Two little girls happen upon each other in the rural countryside of France and decide to play together. They steal away into the attic of an abandoned farm house with the statue of the Moon Goddess in hand. Hidden away from the world the two girls pour through adventure books and travel magazines. Each girl imagines herself as part of the story, together forming a collective imagination of two. Through the power of the Moon Goddess their imaginations transport them to New York City. In New York they are each twenty-three years old. Lost in New York the two girls must find one another and return home, having a myriad of adventures along the way.
Filmmaker Jean Rollin shot Perdues dans New York (1989) for French television on location in a pre-Giuliani New York City. Rollin explores the city with his post-Gothic style, recording the urban spaces with an expressionistic camera. As Rollin follows his protagonists he locates where Gothic and folkloric traditions intersect and become manifest within his images of urban decay. Perdues dans New York is the pinnacle of Rollin’s style, the lynchpin that connects all of his cinematographic texts. At the heart of Perdues dans New York is the notion that the movie screen is a screen of dreams.

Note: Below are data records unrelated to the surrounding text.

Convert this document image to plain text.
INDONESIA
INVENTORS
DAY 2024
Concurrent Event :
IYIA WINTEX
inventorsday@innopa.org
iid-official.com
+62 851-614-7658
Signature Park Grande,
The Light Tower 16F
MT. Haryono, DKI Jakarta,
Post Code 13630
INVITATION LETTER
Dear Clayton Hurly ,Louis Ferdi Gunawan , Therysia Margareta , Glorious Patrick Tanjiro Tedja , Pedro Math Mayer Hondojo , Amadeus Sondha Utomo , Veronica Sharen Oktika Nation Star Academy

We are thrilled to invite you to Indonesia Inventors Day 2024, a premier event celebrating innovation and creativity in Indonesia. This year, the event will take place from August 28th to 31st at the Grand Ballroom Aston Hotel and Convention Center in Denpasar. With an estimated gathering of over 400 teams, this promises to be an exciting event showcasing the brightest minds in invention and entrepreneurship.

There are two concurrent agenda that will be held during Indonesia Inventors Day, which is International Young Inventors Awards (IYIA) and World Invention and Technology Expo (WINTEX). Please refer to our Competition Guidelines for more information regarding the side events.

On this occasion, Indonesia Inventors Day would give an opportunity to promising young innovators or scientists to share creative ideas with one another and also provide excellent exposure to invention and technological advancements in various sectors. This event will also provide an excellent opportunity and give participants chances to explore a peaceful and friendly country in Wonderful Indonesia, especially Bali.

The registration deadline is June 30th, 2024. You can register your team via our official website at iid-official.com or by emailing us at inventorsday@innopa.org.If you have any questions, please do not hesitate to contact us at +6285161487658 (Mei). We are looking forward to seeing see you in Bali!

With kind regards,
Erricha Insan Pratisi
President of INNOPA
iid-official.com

Each girl takes elements of the adventure stories and travel magazines and makes them her own. Yet, together as a pair they form a collective language of images and gestures that each individually understands. The act of imagining in Perdues dans New York is the act of cinema. For every spectator the cinema has its meaning that, within the context of society, shapes our collective understanding of the medium. Just as the two girls weave in and out of crime stories, vampiric encounters, fantasy adventures, etc. so does the cinema encompass all experience.
Perdues dans New York is the cinema fantastique in microcosm. With the dawn comes the end of one fantasy and the beginning of another. Rollin takes this central motif of his vampire films and transforms it into an allegory for cinematographic spectatorship. Perdues dans New York is brimming with cinematographic gestures that function on two levels. On one level these devices propel the action of the film while on another level they suggest the very modus operandi of the cinema as a shared dreamscape.

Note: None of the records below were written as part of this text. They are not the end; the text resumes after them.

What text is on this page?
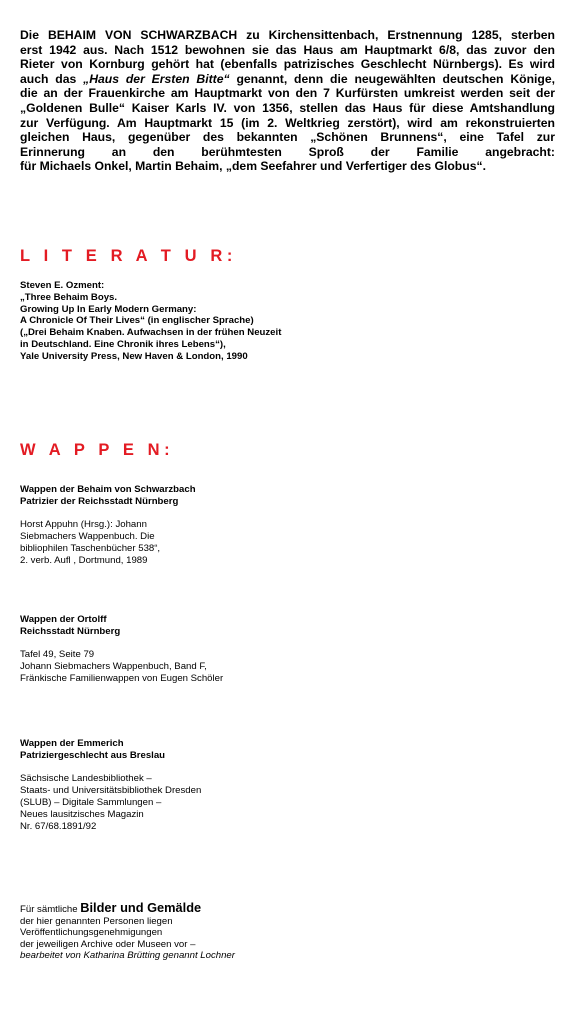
Die BEHAIM VON SCHWARZBACH zu Kirchensittenbach, Erstnennung 1285, sterben
erst 1942 aus. Nach 1512 bewohnen sie das Haus am Hauptmarkt 6/8, das zuvor den
Rieter von Kornburg gehört hat (ebenfalls patrizisches Geschlecht Nürnbergs). Es wird
auch das „Haus der Ersten Bitte“ genannt, denn die neugewählten deutschen Könige,
die an der Frauenkirche am Hauptmarkt von den 7 Kurfürsten umkreist werden seit der
„Goldenen Bulle“ Kaiser Karls IV. von 1356, stellen das Haus für diese Amtshandlung
zur Verfügung. Am Hauptmarkt 15 (im 2. Weltkrieg zerstört), wird am rekonstruierten
gleichen Haus, gegenüber des bekannten „Schönen Brunnens“, eine Tafel zur
Erinnerung an den berühmtesten Sproß der Familie angebracht:
für Michaels Onkel, Martin Behaim, „dem Seefahrer und Verfertiger des Globus“.
L I T E R A T U R:
Steven E. Ozment:
„Three Behaim Boys.
Growing Up In Early Modern Germany:
A Chronicle Of Their Lives“ (in englischer Sprache)
(„Drei Behaim Knaben. Aufwachsen in der frühen Neuzeit
in Deutschland. Eine Chronik ihres Lebens“),
Yale University Press, New Haven & London, 1990
W A P P E N:
Wappen der Behaim von Schwarzbach
Patrizier der Reichsstadt Nürnberg
Horst Appuhn (Hrsg.): Johann
Siebmachers Wappenbuch. Die
bibliophilen Taschenbücher 538“,
2. verb. Aufl , Dortmund, 1989
Wappen der Ortolff
Reichsstadt Nürnberg
Tafel 49, Seite 79
Johann Siebmachers Wappenbuch, Band F,
Fränkische Familienwappen von Eugen Schöler
Wappen der Emmerich
Patriziergeschlecht aus Breslau
Sächsische Landesbibliothek –
Staats- und Universitätsbibliothek Dresden
(SLUB) – Digitale Sammlungen –
Neues lausitzisches Magazin
Nr. 67/68.1891/92
Für sämtliche Bilder und Gemälde
der hier genannten Personen liegen
Veröffentlichungsgenehmigungen
der jeweiligen Archive oder Museen vor –
bearbeitet von Katharina Brütting genannt Lochner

Like so many of Rollin’s films Perdues dans New York is saturated with the pale browns and ambers of autumn. There’s an eerie uncanniness to Perdues dans New York that is both visual and performative. Despite its metropolitan setting, Perdues dans New York belongs to the world of Rollin’s Gothic Horror films. Early on in Perdues dans New York Rollin, in a voice over during a montage of storybook illustrations, lists those films whose similar stylization suggest the same collective imagination and shared dreaming as Perdues dans New York. From Duel In The Sun (1946) to Zéro de conduite (1933), Rollin locates the power of the Moon Goddess to immerse the dreamer/spectator in a fantasy world that merely suggests our own.
Within this intertextual complex nothing is real in the traditional sense, only representative in the most abstract sense. Perdues dans New York closes in on the central concept of Jacques Rivette’s Céline et Julie vont en bateau (1974) and reveals it in close-up. Where Rivette couched this notion of the cinema as collective imagining in humanism, Rollin distills it into pure fantasy. Despite these different approaches, both directors celebrate the cinema as a social mechanism; a way to render the vastness of the human imagination as something tangible and communicable. For both Rollin and Rivette this power that the cinema has is magical. Their wonder and awe is such that the only form that the only way they can articulate their thoughts is in the context of magic and sorcery.
It’s also worth noting that Céline et Julie vont en bateau and Perdues dans New York are films about female friendships. Politically speaking, the cinema is a maternal rather than a paternal device for these two filmmakers. This is even more true for Rollin whose genre specific cinema has always dealt with female superiority in the form of witches, vampires, and blood cults. The women in Rollin’s films are always gifted with a supernatural ability of some sort that in Perdues dans New York happens to be imagination itself.